Em ato em SP, manifesto celebra democracia contra atos de 8 de janeiro

Um manifesto lido na noite desta quinta-feira, no centro de São Paulo, transformou o tradicional Salão Nobre da Faculdade de Direito do Largo São Francisco, da USP, em palco de celebração da vitória da democracia sobre a tentativa de golpe de 8 de janeiro de 2023. O ato, realizado três anos após a invasão e depredação das sedes dos Três Poderes em Brasília, reuniu juristas, estudantes, representantes de movimentos sociais e lideranças políticas para marcar a data como um marco de resistência e de memória.

O texto, intitulado Manifesto em Defesa da Democracia, da Justiça e da Soberania Nacional, foi elaborado coletivamente pelo grupo de advogados Prerrogativas, pelo setorial jurídico do Partido dos Trabalhadores de São Paulo e pelo Centro Acadêmico 11 de Agosto, da própria Faculdade de Direito da USP, recebendo a adesão de movimentos sociais, partidos e advogados de diferentes regiões do país. Ao ser lido, o documento afirmou que o 8 de janeiro passa a ser, simbolicamente, a data nacional de celebração da vitória da democracia, justamente porque a lembrança do episódio é vista como condição para que novas tentativas de ruptura institucional não sejam toleradas.

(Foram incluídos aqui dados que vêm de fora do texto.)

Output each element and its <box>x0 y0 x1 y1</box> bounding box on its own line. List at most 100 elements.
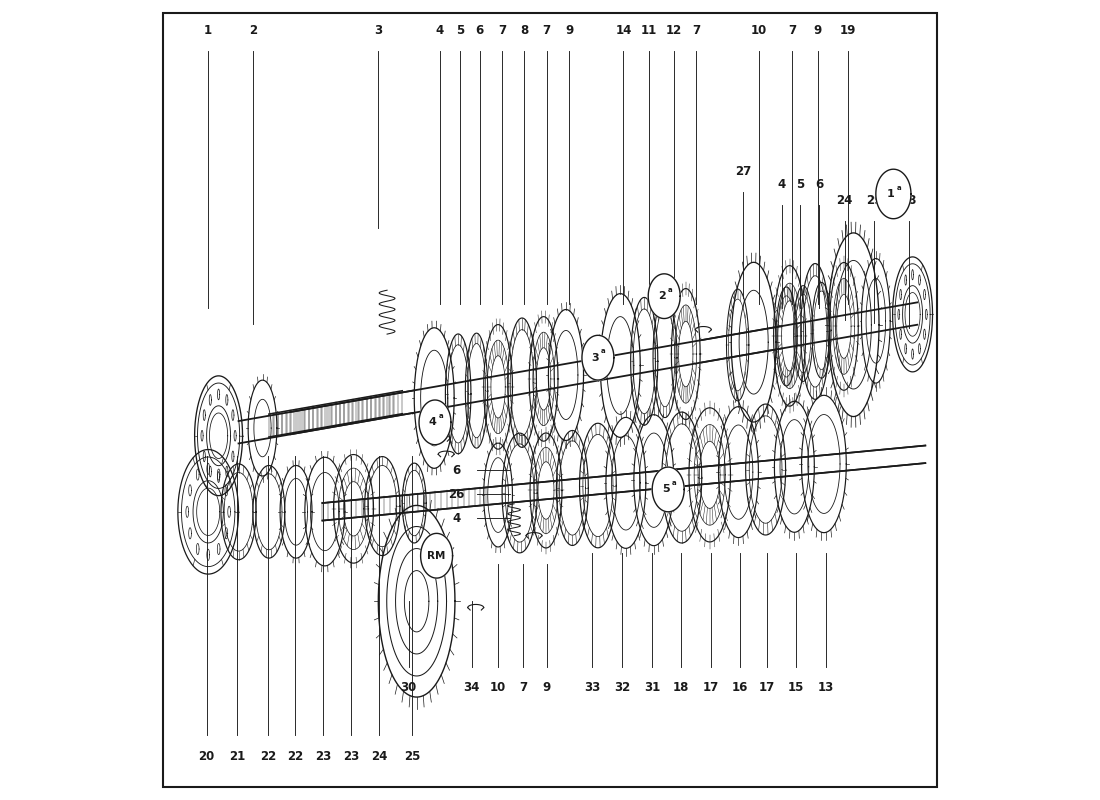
Polygon shape <box>793 286 813 382</box>
Text: a: a <box>438 413 443 419</box>
Text: 31: 31 <box>645 681 660 694</box>
Text: 23: 23 <box>343 750 360 762</box>
Polygon shape <box>861 258 890 383</box>
Polygon shape <box>829 262 858 390</box>
Text: 2: 2 <box>658 291 666 301</box>
Polygon shape <box>662 412 702 543</box>
Text: 16: 16 <box>732 681 748 694</box>
Polygon shape <box>812 282 832 378</box>
Text: 7: 7 <box>519 681 527 694</box>
Text: 12: 12 <box>666 24 682 37</box>
Polygon shape <box>253 466 285 558</box>
Polygon shape <box>801 263 829 399</box>
Polygon shape <box>774 402 814 532</box>
Polygon shape <box>689 408 730 542</box>
Text: 13: 13 <box>817 681 834 694</box>
Text: 1: 1 <box>887 189 895 199</box>
Polygon shape <box>378 506 455 697</box>
Text: a: a <box>668 286 672 293</box>
Polygon shape <box>580 423 616 548</box>
Polygon shape <box>178 450 239 574</box>
Text: 29: 29 <box>866 194 882 206</box>
Text: 2: 2 <box>249 24 257 37</box>
Polygon shape <box>776 287 796 386</box>
Polygon shape <box>508 318 537 447</box>
Text: a: a <box>602 348 606 354</box>
Text: 6: 6 <box>815 178 823 190</box>
Text: 33: 33 <box>584 681 601 694</box>
Polygon shape <box>530 433 562 548</box>
Polygon shape <box>419 400 451 445</box>
Polygon shape <box>746 404 785 535</box>
Polygon shape <box>403 463 426 543</box>
Polygon shape <box>652 467 684 512</box>
Polygon shape <box>653 298 676 418</box>
Text: 27: 27 <box>735 165 751 178</box>
Text: 4: 4 <box>429 418 437 427</box>
Polygon shape <box>726 289 749 401</box>
Text: 18: 18 <box>673 681 690 694</box>
Text: 7: 7 <box>542 24 551 37</box>
Text: a: a <box>896 185 901 190</box>
Polygon shape <box>634 414 674 546</box>
Polygon shape <box>484 443 513 547</box>
Polygon shape <box>828 233 879 417</box>
Polygon shape <box>195 376 242 496</box>
Text: 25: 25 <box>404 750 420 762</box>
Text: 30: 30 <box>400 681 417 694</box>
Text: 24: 24 <box>836 194 852 206</box>
Text: 14: 14 <box>615 24 631 37</box>
Text: 8: 8 <box>520 24 529 37</box>
Text: 9: 9 <box>565 24 573 37</box>
Text: 11: 11 <box>641 24 657 37</box>
Polygon shape <box>732 262 775 422</box>
Text: 9: 9 <box>813 24 822 37</box>
Polygon shape <box>305 458 344 566</box>
Text: 6: 6 <box>475 24 484 37</box>
Polygon shape <box>648 274 680 318</box>
Polygon shape <box>582 335 614 380</box>
Text: 15: 15 <box>788 681 804 694</box>
Polygon shape <box>549 310 583 441</box>
Text: 32: 32 <box>614 681 630 694</box>
Text: 4: 4 <box>452 512 461 525</box>
Text: 5: 5 <box>455 24 464 37</box>
Polygon shape <box>249 380 277 476</box>
Text: 34: 34 <box>463 681 480 694</box>
Polygon shape <box>773 266 805 406</box>
Polygon shape <box>876 170 911 218</box>
Text: 1: 1 <box>205 24 212 37</box>
Text: 17: 17 <box>759 681 775 694</box>
Text: 7: 7 <box>692 24 701 37</box>
Polygon shape <box>420 534 452 578</box>
Text: 17: 17 <box>703 681 718 694</box>
Polygon shape <box>606 418 646 548</box>
Polygon shape <box>465 333 487 448</box>
Text: 4: 4 <box>436 24 444 37</box>
Polygon shape <box>671 289 700 419</box>
Text: 4: 4 <box>778 178 785 190</box>
Polygon shape <box>502 433 537 553</box>
Polygon shape <box>529 317 558 441</box>
Polygon shape <box>718 406 758 538</box>
Polygon shape <box>221 464 256 560</box>
Text: 28: 28 <box>901 194 916 206</box>
Text: 24: 24 <box>371 750 387 762</box>
Polygon shape <box>446 334 471 454</box>
Text: 21: 21 <box>229 750 245 762</box>
Text: 22: 22 <box>260 750 276 762</box>
Text: 22: 22 <box>287 750 304 762</box>
Text: 3: 3 <box>592 353 600 362</box>
Text: 5: 5 <box>662 485 670 494</box>
Polygon shape <box>333 454 374 563</box>
Text: RM: RM <box>428 550 446 561</box>
Text: a: a <box>671 480 676 486</box>
Polygon shape <box>601 294 640 438</box>
Text: 20: 20 <box>198 750 214 762</box>
Polygon shape <box>557 430 588 546</box>
Text: 10: 10 <box>751 24 768 37</box>
Text: 6: 6 <box>452 464 461 477</box>
Text: 7: 7 <box>498 24 506 37</box>
Text: 3: 3 <box>374 24 383 37</box>
Polygon shape <box>365 457 400 556</box>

No manifesto, os organizadores dizem que, pela primeira vez na história brasileira, a população pôde acompanhar a responsabilização dos envolvidos em um ataque direto ao Estado Democrático de Direito. O texto destaca as prisões decretadas após julgamento no Supremo Tribunal Federal contra aqueles que colaboraram, executaram ou organizaram a tentativa de golpe de Estado, classificando essas decisões como fruto de um processo justo e legalmente conduzido. Para os signatários, esse desfecho jurídico é um recado de que a democracia brasileira não admitirá a impunidade em casos de investidas contra suas instituições.

O documento também situa o episódio brasileiro em um cenário mais amplo, ao mencionar a conjuntura internacional e criticar agressões dos Estados Unidos contra a Venezuela. Nesse trecho, os autores defendem a soberania nacional e afirmam que o Brasil não pode ser tratado como quintal de qualquer outra nação. Sustentam ainda que a proteção da democracia não se faz pela força, mas é construída diariamente pela participação popular, pelo diálogo, pela cooperação entre cidadãos e pelo respeito aos direitos humanos, ao ordenamento jurídico interno, ao direito internacional e aos organismos multilaterais.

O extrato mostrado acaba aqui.